I took the below UDFs from the Pyspark website as I am trying to understand if there is a performance improvement. I have made a big range of numbers but both take virtually the same length of time, what am I doing wrong?
Thanks!
import pandas as pd
from pyspark.sql.functions import col, udf
from pyspark.sql.types import LongType
import time
start = time.time()
# Declare the function and create the UDF
def multiply_func(a, b):
return a * b
multiply = udf(multiply_func, returnType=LongType())

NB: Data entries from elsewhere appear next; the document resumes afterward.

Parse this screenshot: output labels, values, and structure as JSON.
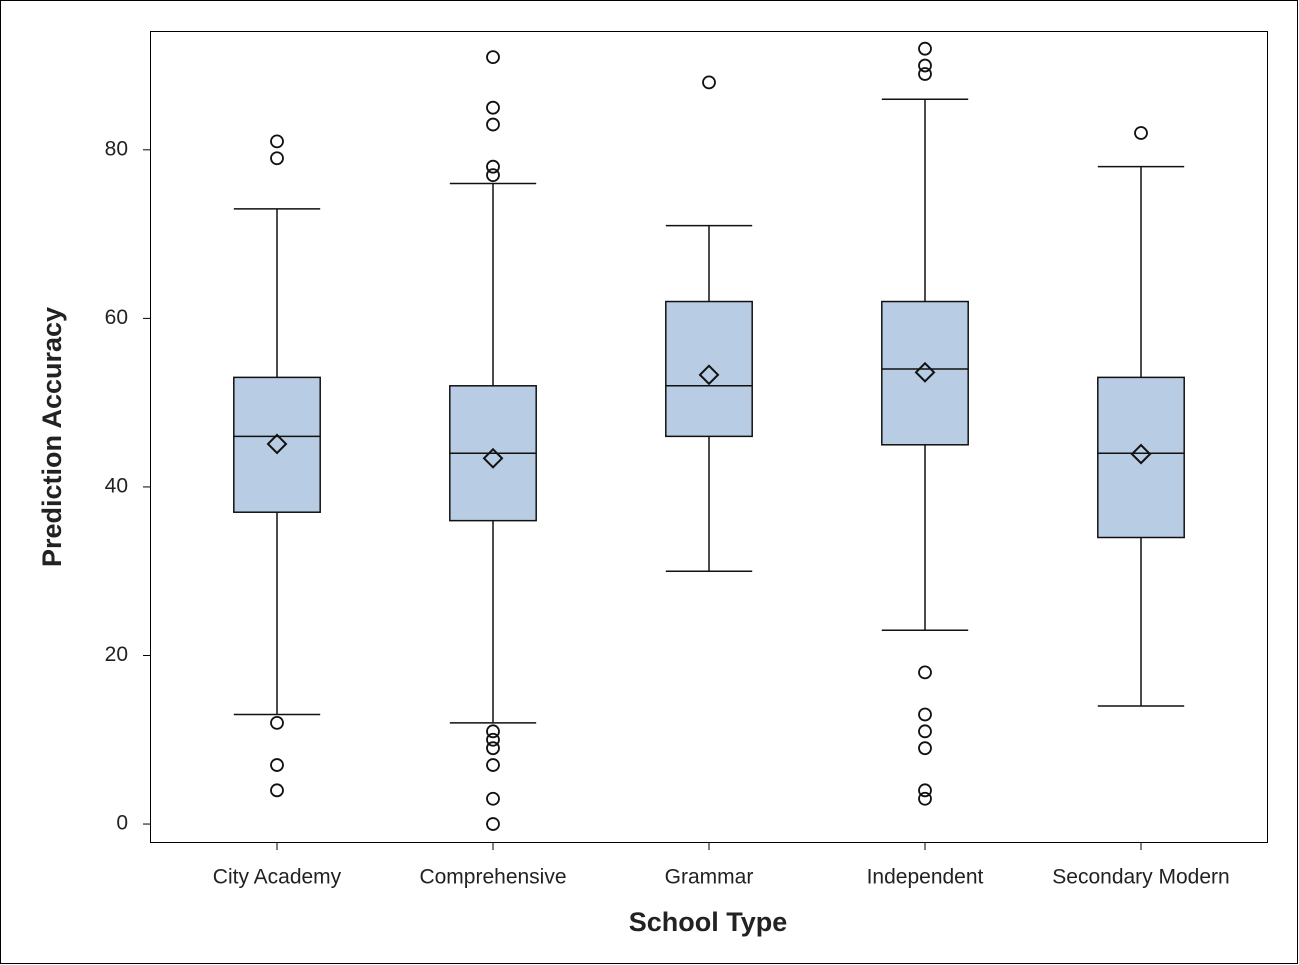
{
  "chart_data": {
    "type": "box",
    "x_label": "School Type",
    "y_label": "Prediction Accuracy",
    "categories": [
      "City Academy",
      "Comprehensive",
      "Grammar",
      "Independent",
      "Secondary Modern"
    ],
    "whisker_low": [
      13,
      12,
      30,
      23,
      14
    ],
    "q1": [
      37,
      36,
      46,
      45,
      34
    ],
    "median": [
      46,
      44,
      52,
      54,
      44
    ],
    "q3": [
      53,
      52,
      62,
      62,
      53
    ],
    "whisker_high": [
      73,
      76,
      71,
      86,
      78
    ],
    "mean": [
      45.1,
      43.4,
      53.3,
      53.6,
      43.9
    ],
    "outliers": [
      [
        81,
        79,
        12,
        7,
        4
      ],
      [
        91,
        85,
        83,
        78,
        77,
        11,
        10,
        9,
        7,
        3,
        0
      ],
      [
        88
      ],
      [
        92,
        90,
        89,
        18,
        13,
        11,
        9,
        4,
        3
      ],
      [
        82
      ]
    ],
    "color": "#b8cce4",
    "ylim": [
      -2.25,
      94.1
    ],
    "yticks": [
      0,
      20,
      40,
      60,
      80
    ]
  }
}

# The function for a pandas_udf should be able to execute with local Pandas data
x = pd.Series(list(range(1, 1000000)))
print(multiply_func(x, x))
# 0 1
# 1 4
# 2 9
# dtype: int64
end = time.time()
print(end-start)
And here is the Pandas UDF
import pandas as pd
from pyspark.sql.functions import col, pandas_udf
from pyspark.sql.types import LongType
import time
start = time.time()
# Declare the function and create the UDF
def multiply_func(a, b):
return a * b
multiply = pandas_udf(multiply_func, returnType=LongType())
# The function for a pandas_udf should be able to execute with local Pandas data
x = pd.Series(list(range(1, 1000000)))
print(multiply_func(x, x))
# 0 1
# 1 4
# 2 9
# dtype: int64